Sauf erreur de ma part, c’est la première fois, en traduction française (signée Silvia Berutti-Ronet et Jean-Claude Berutti), que l’on met en scène Nostalgia 2175, pièce prenante à la lecture et diablement difficile à mettre en scène, ce qu'efforce de faire Anne Monfort avec acharnement.

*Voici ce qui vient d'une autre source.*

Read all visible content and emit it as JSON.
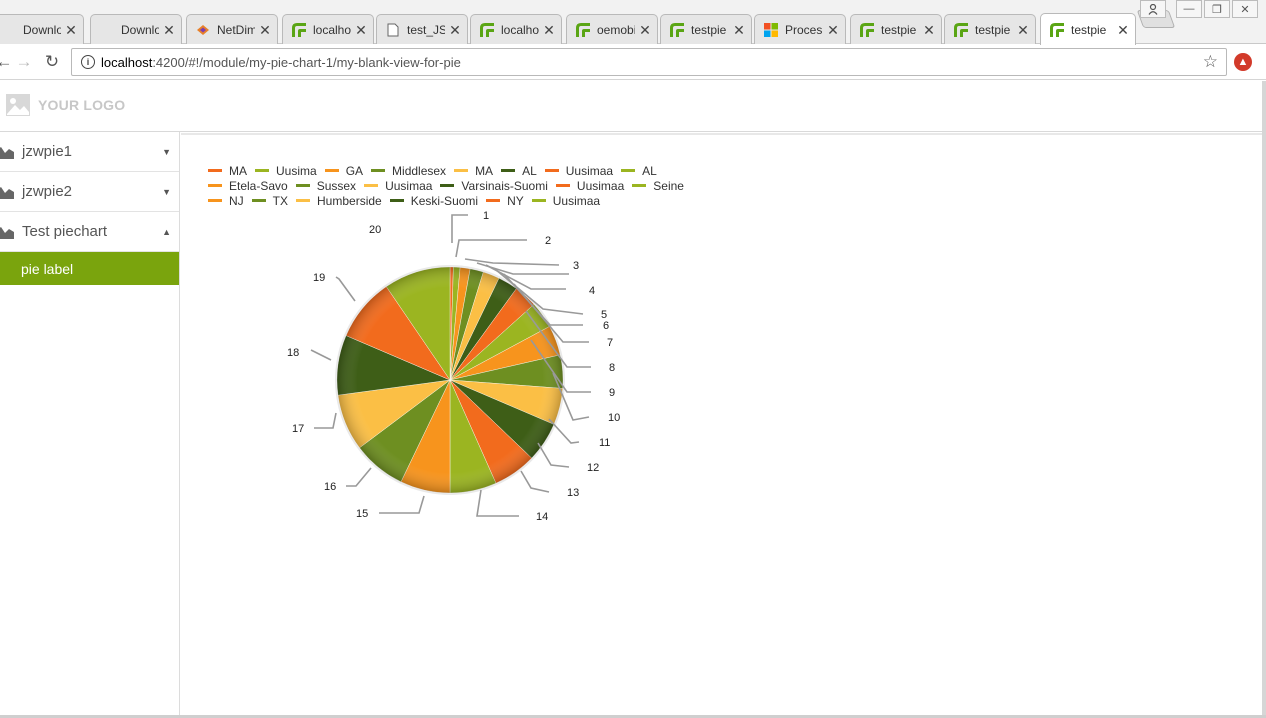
{
  "browser": {
    "tabs": [
      {
        "label": "Downlo",
        "icon": "blank-icon"
      },
      {
        "label": "Downlo",
        "icon": "blank-icon"
      },
      {
        "label": "NetDim",
        "icon": "netdim-icon"
      },
      {
        "label": "localho",
        "icon": "app-green-icon"
      },
      {
        "label": "test_JS",
        "icon": "document-icon"
      },
      {
        "label": "localho",
        "icon": "app-green-icon"
      },
      {
        "label": "oemobi",
        "icon": "app-green-icon"
      },
      {
        "label": "testpie",
        "icon": "app-green-icon"
      },
      {
        "label": "Proces",
        "icon": "microsoft-icon"
      },
      {
        "label": "testpie",
        "icon": "app-green-icon"
      },
      {
        "label": "testpie",
        "icon": "app-green-icon"
      },
      {
        "label": "testpie",
        "icon": "app-green-icon",
        "active": true
      }
    ],
    "address": {
      "host": "localhost",
      "rest": ":4200/#!/module/my-pie-chart-1/my-blank-view-for-pie"
    }
  },
  "app": {
    "logo_text": "YOUR LOGO",
    "nav": [
      {
        "label": "jzwpie1",
        "caret": "down"
      },
      {
        "label": "jzwpie2",
        "caret": "down"
      },
      {
        "label": "Test piechart",
        "caret": "up"
      }
    ],
    "active_subitem": "pie label",
    "accent_color": "#7aa40d"
  },
  "legend": [
    [
      {
        "label": "MA",
        "color": "#f26b1d"
      },
      {
        "label": "Uusima",
        "color": "#9bb521"
      },
      {
        "label": "GA",
        "color": "#f7941d"
      },
      {
        "label": "Middlesex",
        "color": "#6e8f21"
      },
      {
        "label": "MA",
        "color": "#fbbf45"
      },
      {
        "label": "AL",
        "color": "#3e5e17"
      },
      {
        "label": "Uusimaa",
        "color": "#f26b1d"
      },
      {
        "label": "AL",
        "color": "#9bb521"
      }
    ],
    [
      {
        "label": "Etela-Savo",
        "color": "#f7941d"
      },
      {
        "label": "Sussex",
        "color": "#6e8f21"
      },
      {
        "label": "Uusimaa",
        "color": "#fbbf45"
      },
      {
        "label": "Varsinais-Suomi",
        "color": "#3e5e17"
      },
      {
        "label": "Uusimaa",
        "color": "#f26b1d"
      },
      {
        "label": "Seine",
        "color": "#9bb521"
      }
    ],
    [
      {
        "label": "NJ",
        "color": "#f7941d"
      },
      {
        "label": "TX",
        "color": "#6e8f21"
      },
      {
        "label": "Humberside",
        "color": "#fbbf45"
      },
      {
        "label": "Keski-Suomi",
        "color": "#3e5e17"
      },
      {
        "label": "NY",
        "color": "#f26b1d"
      },
      {
        "label": "Uusimaa",
        "color": "#9bb521"
      }
    ]
  ],
  "chart_data": {
    "type": "pie",
    "categories": [
      "MA",
      "Uusima",
      "GA",
      "Middlesex",
      "MA",
      "AL",
      "Uusimaa",
      "AL",
      "Etela-Savo",
      "Sussex",
      "Uusimaa",
      "Varsinais-Suomi",
      "Uusimaa",
      "Seine",
      "NJ",
      "TX",
      "Humberside",
      "Keski-Suomi",
      "NY",
      "Uusimaa"
    ],
    "values": [
      1,
      2,
      3,
      4,
      5,
      6,
      7,
      8,
      9,
      10,
      11,
      12,
      13,
      14,
      15,
      16,
      17,
      18,
      19,
      20
    ],
    "slice_labels": [
      "1",
      "2",
      "3",
      "4",
      "5",
      "6",
      "7",
      "8",
      "9",
      "10",
      "11",
      "12",
      "13",
      "14",
      "15",
      "16",
      "17",
      "18",
      "19",
      "20"
    ],
    "colors": [
      "#f26b1d",
      "#9bb521",
      "#f7941d",
      "#6e8f21",
      "#fbbf45",
      "#3e5e17"
    ],
    "legend_position": "top-left"
  }
}
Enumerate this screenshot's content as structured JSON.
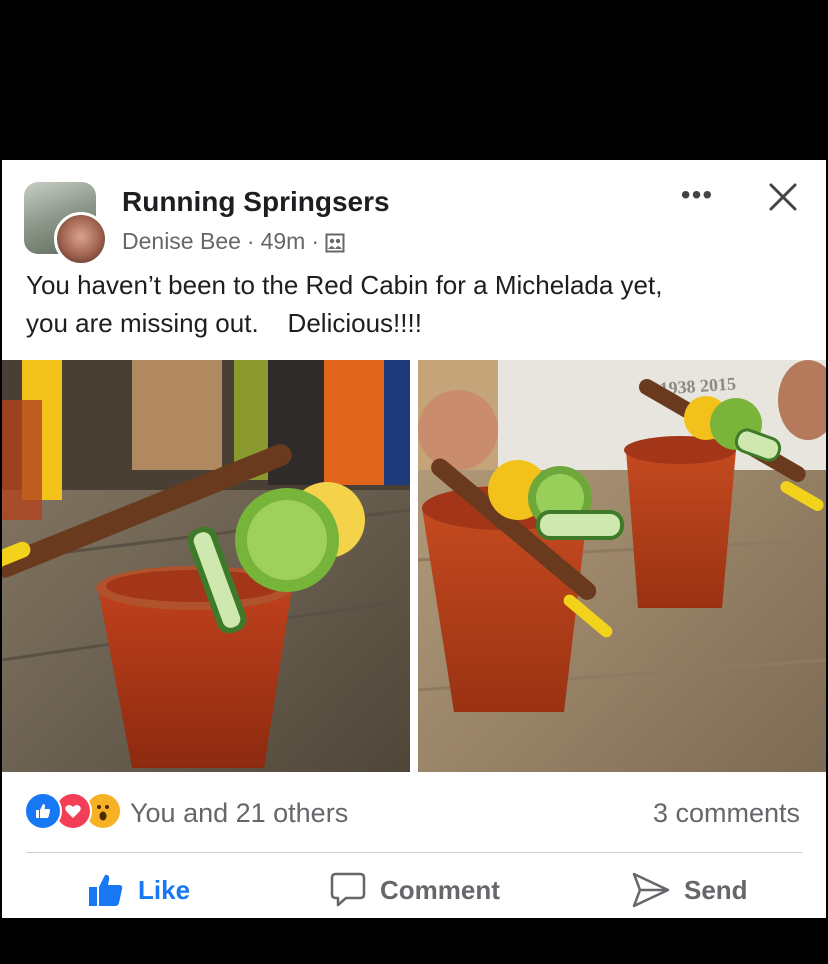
{
  "post": {
    "group_name": "Running Springsers",
    "author": "Denise Bee",
    "separator": "·",
    "time": "49m",
    "text": "You haven’t been to the Red Cabin for a Michelada yet,\nyou are missing out.    Delicious!!!!",
    "photos": [
      {
        "alt": "Michelada with tamarind straw, lime, lemon and cucumber"
      },
      {
        "alt": "Two micheladas on a wooden table"
      }
    ],
    "photo_print": "1938 2015"
  },
  "reactions": {
    "icons": [
      "like-icon",
      "love-icon",
      "wow-icon"
    ],
    "text": "You and 21 others",
    "comments": "3 comments"
  },
  "actions": {
    "like": "Like",
    "comment": "Comment",
    "send": "Send"
  },
  "colors": {
    "accent": "#1877f2",
    "love": "#f33e58",
    "wow": "#f7b125",
    "secondary_text": "#65676b"
  }
}
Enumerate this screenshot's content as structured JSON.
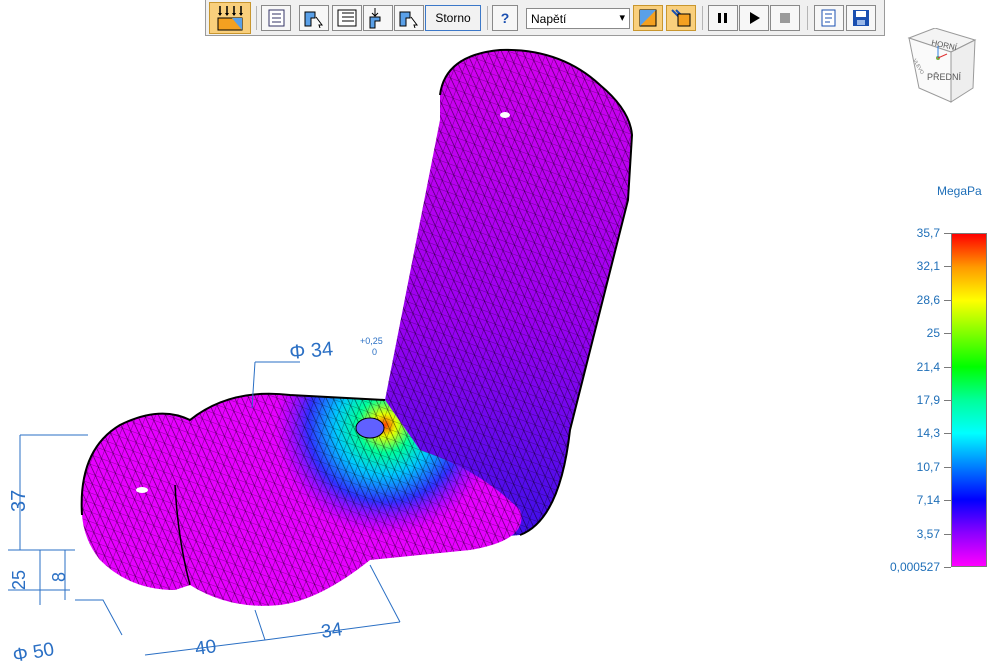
{
  "toolbar": {
    "storno_label": "Storno",
    "help_label": "?",
    "stress_select": {
      "selected": "Napětí"
    },
    "icons": [
      "load-arrows-icon",
      "results-list-icon",
      "probe-icon",
      "table-icon",
      "fixed-constraint-icon",
      "probe-cursor-icon",
      "help-icon",
      "contour-shaded-icon",
      "contour-edges-icon",
      "pause-icon",
      "play-icon",
      "stop-icon",
      "report-icon",
      "save-icon"
    ]
  },
  "view_cube": {
    "top_label": "HORNÍ",
    "front_label": "PŘEDNÍ",
    "side_label": "VLEVO"
  },
  "legend": {
    "unit": "MegaPa",
    "values": [
      "35,7",
      "32,1",
      "28,6",
      "25",
      "21,4",
      "17,9",
      "14,3",
      "10,7",
      "7,14",
      "3,57",
      "0,000527"
    ],
    "colors": {
      "max": "#ff0000",
      "mid": "#00ff00",
      "min": "#ff00ff"
    }
  },
  "dimensions": {
    "hole_diameter": "Φ 34",
    "hole_tolerance_upper": "+0,25",
    "hole_tolerance_lower": "0",
    "height": "37",
    "d25": "25",
    "d8": "8",
    "boss_diameter": "Φ 50",
    "d40": "40",
    "d34": "34"
  }
}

En cette année 2175, les souvenirs du mode ancien (le nôtre) sont lointains et confus. Avec une température moyenne de 60°C, bien des choses ont fondu : les automobiles comme les cœurs. La vue a baissé, l’ouïe itou, les voies respiratoires sont sanguinolentes, le soleil s’est couché il ne s’est plus levé, « le courant électrique c’est de l’histoire ancienne », comme les cheveux, etc.. La peau est devenu fine à l’extrême, les estomacs ne digèrent plus la viande, le ventre stérile des femmes ne se gonfle plus de progénitures sauf à de rares exceptions (six à huit en cinquante ans).
C’est cependant le cas de Pagona qui s’adresse à son bébé à naître (dans ces cas-là l’actrice Judith Henry se tourne vers nous, les spectateurs), une future fille qui ne connaîtra pas sa mère puisque cette dernière mourra probablement au moment de l’accouchement. Le père du futur bébé n’est pas Taschko (Mohand Azzoug), celui que Pagona aime, victime d’un viol et battu, sa peau est bousillée au point de ne pouvoir toucher personne. Non, le père biologique c’est Posch (Jean-Baptiste Verquin), le patron de Taschko, ce dernier étant expert en peinture sur peaux.

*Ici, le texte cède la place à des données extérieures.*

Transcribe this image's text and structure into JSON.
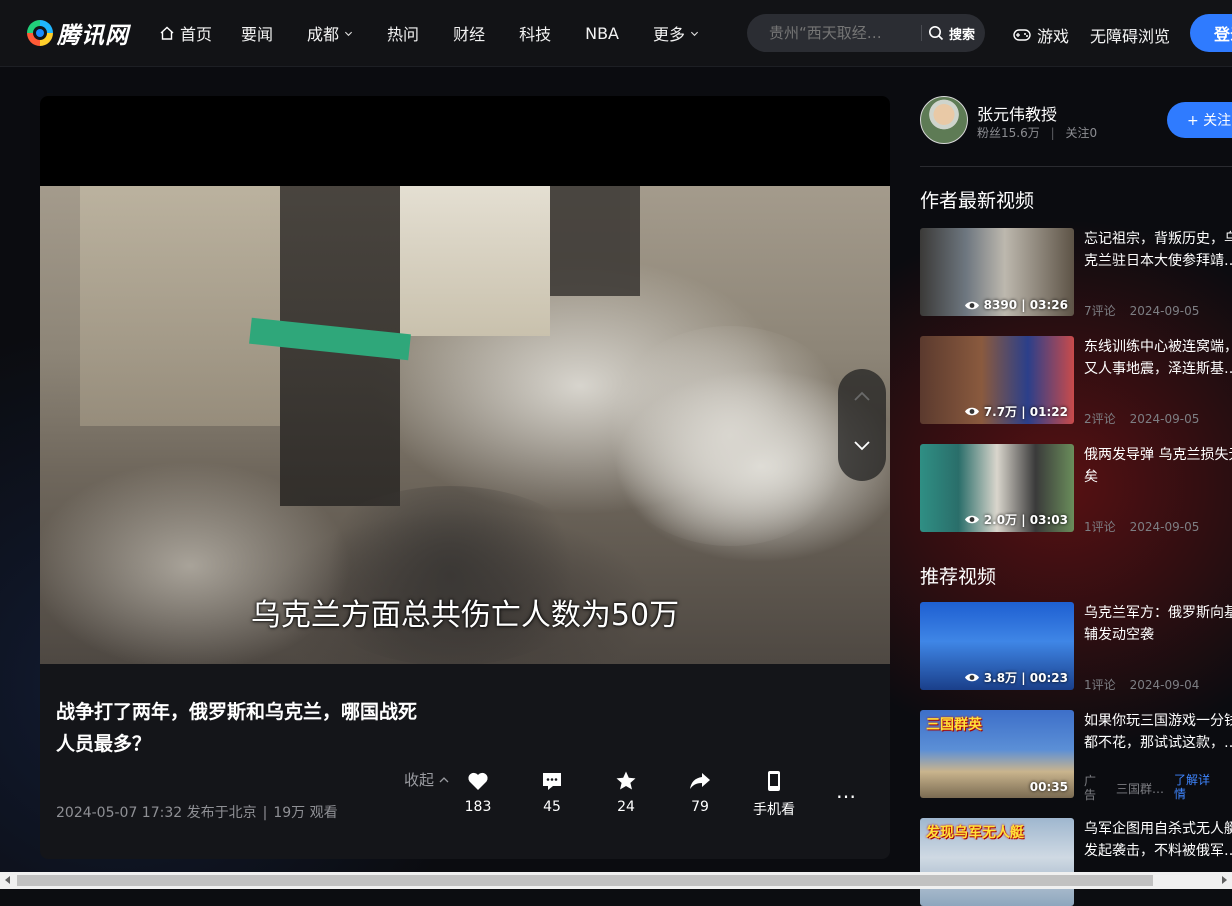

La pièce tourne autour de ce trio et du futur bébé mais aussi de personnages évoqués comme la mère de Posch et sa collection de 3444 films , mais aussi de rêves, de choses disparues comme, pour Pagona, les chats et le coquelicots rouges, autant de parfums de l’ancien monde.
Si le décor n’est pas une réussite et ne sert guère les acteurs, en revanche la partition musicale commandée à compositrice espagnole Núria Giménez-Comas via l’IRCAM impose un phrasé rythmé qui déréalise le propos. La compositrice a suivi les répétitions et travaillé dans dans un grande complémentarité. Entre deux hommes (et deux excellents acteurs) , entre deux mondes, entre le public présent et le futur bébé de la fiction, Judith Henry, elle, jubile.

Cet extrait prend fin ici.